As duas leis determinam que, em caso de o poder concedente delegar as desapropriações à concessionária, é a iniciativa privada que deve fazer o pagamento, com recursos próprios. Contudo, a Secretaria dos Transportes Metropolitanos informa que duas Câmaras de Direito Público do Tribunal de Justiça reconheceram "a legitimidade da concessionária na condução do processo de desapropriação de áreas para a construção da Linha 6-Laranja". Segundo o texto, "o Estado tem o poder de desapropriação, pois os terrenos (...) serão incorporados ao patrimônio público quando o período de 25 anos de concessão com a iniciativa privada for encerrado".

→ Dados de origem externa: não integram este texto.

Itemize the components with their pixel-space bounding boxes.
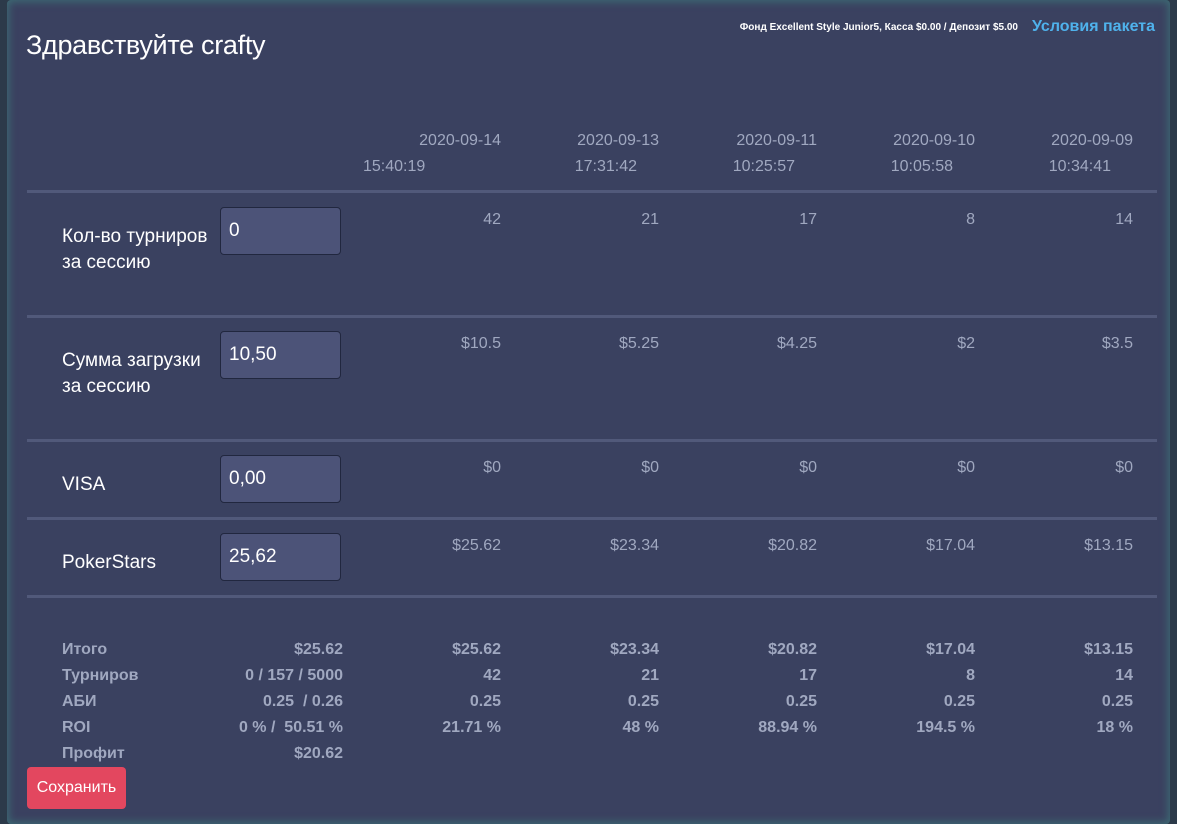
visa-input[interactable] (220, 455, 341, 503)
summary-cell: 21 (641, 667, 659, 684)
session-header: 2020-09-10 10:05:58 (835, 128, 975, 180)
row-label-buyin-sum: Сумма загрузки за сессию (62, 350, 201, 397)
summary-cell: 0.25 (469, 693, 501, 710)
session-date: 2020-09-11 (736, 132, 817, 149)
visa-cell: $0 (483, 459, 501, 476)
summary-label-roi: ROI (62, 719, 91, 736)
buyin-sum-cell: $2 (957, 335, 975, 352)
summary-cell: 21.71 % (442, 719, 501, 736)
session-date: 2020-09-09 (1051, 132, 1133, 149)
session-header: 2020-09-13 17:31:42 (519, 128, 659, 180)
summary-cell: $13.15 (1084, 641, 1133, 658)
row-divider (27, 595, 1157, 598)
buyin-sum-cell: $3.5 (1101, 335, 1133, 352)
summary-cell: 17 (799, 667, 817, 684)
visa-cell: $0 (641, 459, 659, 476)
summary-cell: $20.82 (768, 641, 817, 658)
summary-cell: 8 (966, 667, 975, 684)
session-header: 2020-09-14 15:40:19 (361, 128, 501, 180)
session-header: 2020-09-09 10:34:41 (993, 128, 1133, 180)
session-time: 10:34:41 (1048, 158, 1111, 175)
summary-cell: 88.94 % (758, 719, 817, 736)
tournaments-cell: 14 (1115, 211, 1133, 228)
row-label-tournaments: Кол-во турниров за сессию (62, 226, 208, 273)
summary-label-abi: АБИ (62, 693, 97, 710)
save-button[interactable]: Сохранить (27, 767, 126, 809)
summary-cell: 0.25 (785, 693, 817, 710)
buyin-sum-cell: $10.5 (460, 335, 501, 352)
row-divider (27, 439, 1157, 442)
pokerstars-cell: $23.34 (610, 537, 659, 554)
pokerstars-cell: $20.82 (768, 537, 817, 554)
summary-cell: 0.25 (1101, 693, 1133, 710)
visa-cell: $0 (957, 459, 975, 476)
row-divider (27, 517, 1157, 520)
buyin-sum-cell: $5.25 (618, 335, 659, 352)
tournaments-cell: 21 (641, 211, 659, 228)
summary-total: 0.25 / 0.26 (262, 693, 343, 710)
summary-cell: 194.5 % (916, 719, 975, 736)
row-label-pokerstars: PokerStars (62, 552, 156, 573)
summary-total: $25.62 (294, 641, 343, 658)
buyin-sum-cell: $4.25 (776, 335, 817, 352)
tournaments-cell: 42 (483, 211, 501, 228)
pokerstars-cell: $13.15 (1084, 537, 1133, 554)
pokerstars-cell: $25.62 (452, 537, 501, 554)
session-time: 15:40:19 (363, 158, 426, 175)
visa-cell: $0 (1115, 459, 1133, 476)
summary-cell: $17.04 (926, 641, 975, 658)
summary-total: 0 / 157 / 5000 (245, 667, 343, 684)
summary-label-tournaments: Турниров (62, 667, 139, 684)
summary-cell: $23.34 (610, 641, 659, 658)
buyin-sum-input[interactable] (220, 331, 341, 379)
session-time: 10:05:58 (890, 158, 953, 175)
row-label-visa: VISA (62, 474, 106, 495)
summary-cell: 0.25 (627, 693, 659, 710)
summary-cell: 18 % (1096, 719, 1133, 736)
summary-cell: 42 (483, 667, 501, 684)
summary-label-total: Итого (62, 641, 108, 658)
summary-cell: 48 % (622, 719, 659, 736)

Vantagem. Para o promotor Santin, resta saber "qual é a vantagem do Estado em permitir à concessionária litigar em nome próprio para definir indenização a ser suportada pelo Estado". Ele lembra que isso reduz a "autonomia de atuação do Estado em defesa do seu direito". Após ser oficiado pelo MPE, o governo Geraldo Alckmin (PSDB) terá 15 dias para enviar esclarecimentos à Promotoria.
A juíza Luíza Barros Rozas, da 1o.ª Vara de Fazenda Pública, foi uma das que avaliaram como irregular o contrato e chegou a questionar o motivo pelo qual o governo Alckmin transferiu o litígio judicial das desapropriações para terceiros.